Wednesday, February 10, 2010

Winter's Chill

Our lives have been compared many times with the seasons of the year. We will at times experience growth, renewal and fresh starts, much akin to spring. Other times, we are nicely cruising. Everything is going well and life seems joyous, much like those times of summer warmth and sun. And then there are those times of winter. The times of cold and standstill. Life outside has come to a halt, entering into an almost state of death. Things come to an end and life almost seems bleak with the color and joy seeming to be drained from the world around us.

Right now I feel like I have entered into a major time of winter in my life. Since about... mid-November I'd say... I have been getting hit by one thing after another. Granted, some are bigger issues than others. Yet, each one has simply worked to build up the stack already sitting on my heart. I've had major stretching occur in my own life, working to challenge and bring to light many of my habits and attributes which aren't honorable. I've had hopes and dreams which I was looking forward to come crashing down around me. I've found myself unsure of what the future holds. This is especially nerve-wracking when I look and see graduation looming so near. I've come to experience a sense of being homeless over these past few months. Having jumped locations frequently, I haven't had time to put down any significant roots. The moment I start to get settled in I'm picked up and replanting elsewhere. This has simply led to the feeling of not being home anywhere. Nothing seems familiar any more. Even being back at uni has been bittersweet. I was so looking forward to getting back here and settling back in with college life. Yet, things have changed. Or, better put, I have changed. I realize that I am no longer a college student. I enjoy the classes, but my mindset has shifted. I find myself unsure of where I fit in any more. Among all of these things, I find myself encountering regularly low-confidence, doubts, fear, worry, anxiety, loneliness, worthlessness, abandonment and a lack of direction, among other things. I feel like I've hit a snowdrift and have gotten stuck there in the ditch. I'm stuck, and I see no way out.

When one looks at the winter time, it can look bleak. Yet there is also an incredible amount of beauty which can be seen during this season. There are so many things which whisper of the Creator's touch when one takes the time to listen. The gentle falling of the snow among the forest's trees. The reflection of the sun through the icicles hanging from the roof. And there is even grown a deeper appreciation for the coming of spring. Without the contrast of the one, the other could not be fully realized for what it brings.

This time of winter in my own life works in this same way. Although things seem bleak and hopeless, with dreams and ideas seemingly crashing around me, I find that God is still whispering through the midst of all of this. He has not abandoned me. He is still very real and present. These are times of growth. It seems so cliche to simply say that, but I find that it is very true. God brings us to and through these times, not to leave us desperate and in pain but to teach us, stretch us and draw us closer to Himself. During the good times, it becomes easy to simply rely on my own strength to make do. Why not? Everything is going great so I might as well just keep doing what I'm doing. But that's not how it should be. I'm called to depend on Him fully and completely. But as long as I think I'm doing great, why would I change? These times work to call me back to dependence on Him. In my weakness, He is made strong. This time of life is a time of death for those things in me which need to pass away.

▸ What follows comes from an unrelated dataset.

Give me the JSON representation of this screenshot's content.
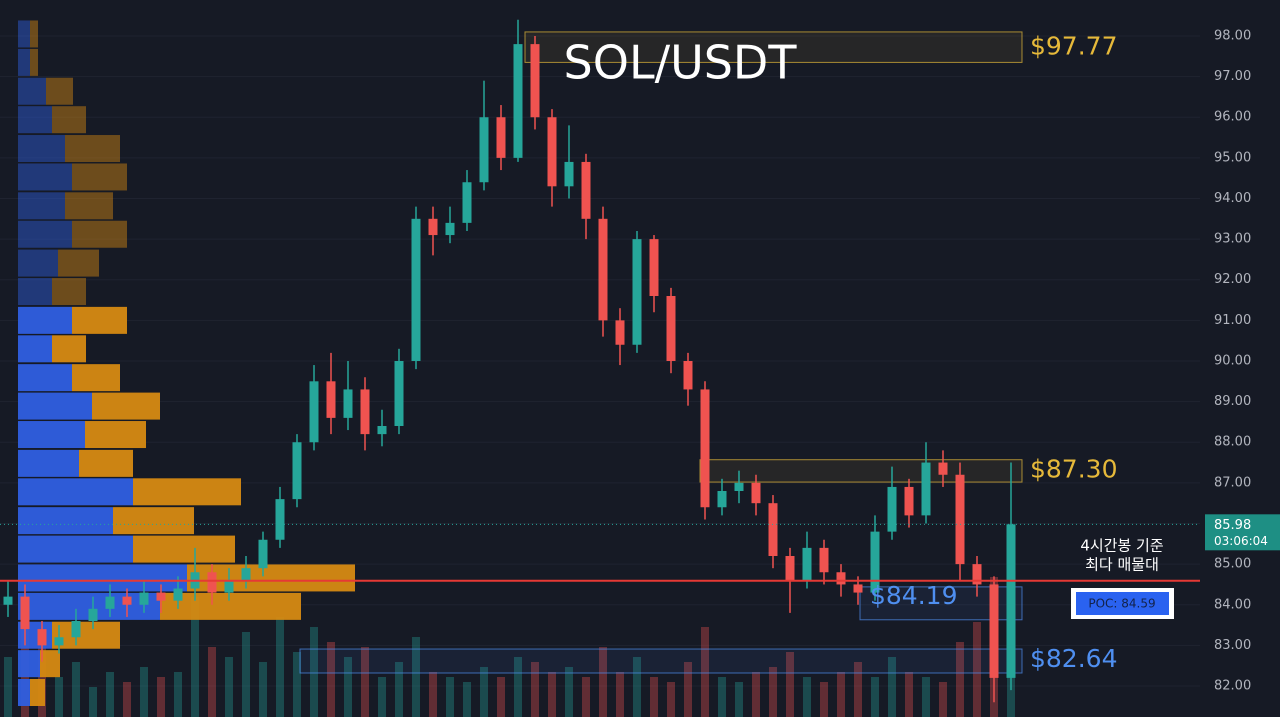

Only then will my heart be ready for the new growth which will come in the thawing of spring. Then, the loneliness, the worthlessness, the loss of hope and dreams, the essence of being homeless will pass away. Instead, I will know community, true worth, a resurgence of of a mind to dream and hope for the future and the the finding of a place I can call home. This time has yet to come though. I'm still in the midst of winter. I'm still bundled up against the chill of life. But I have His warm embrace to fight the chill. He is the one which I need to depend on now.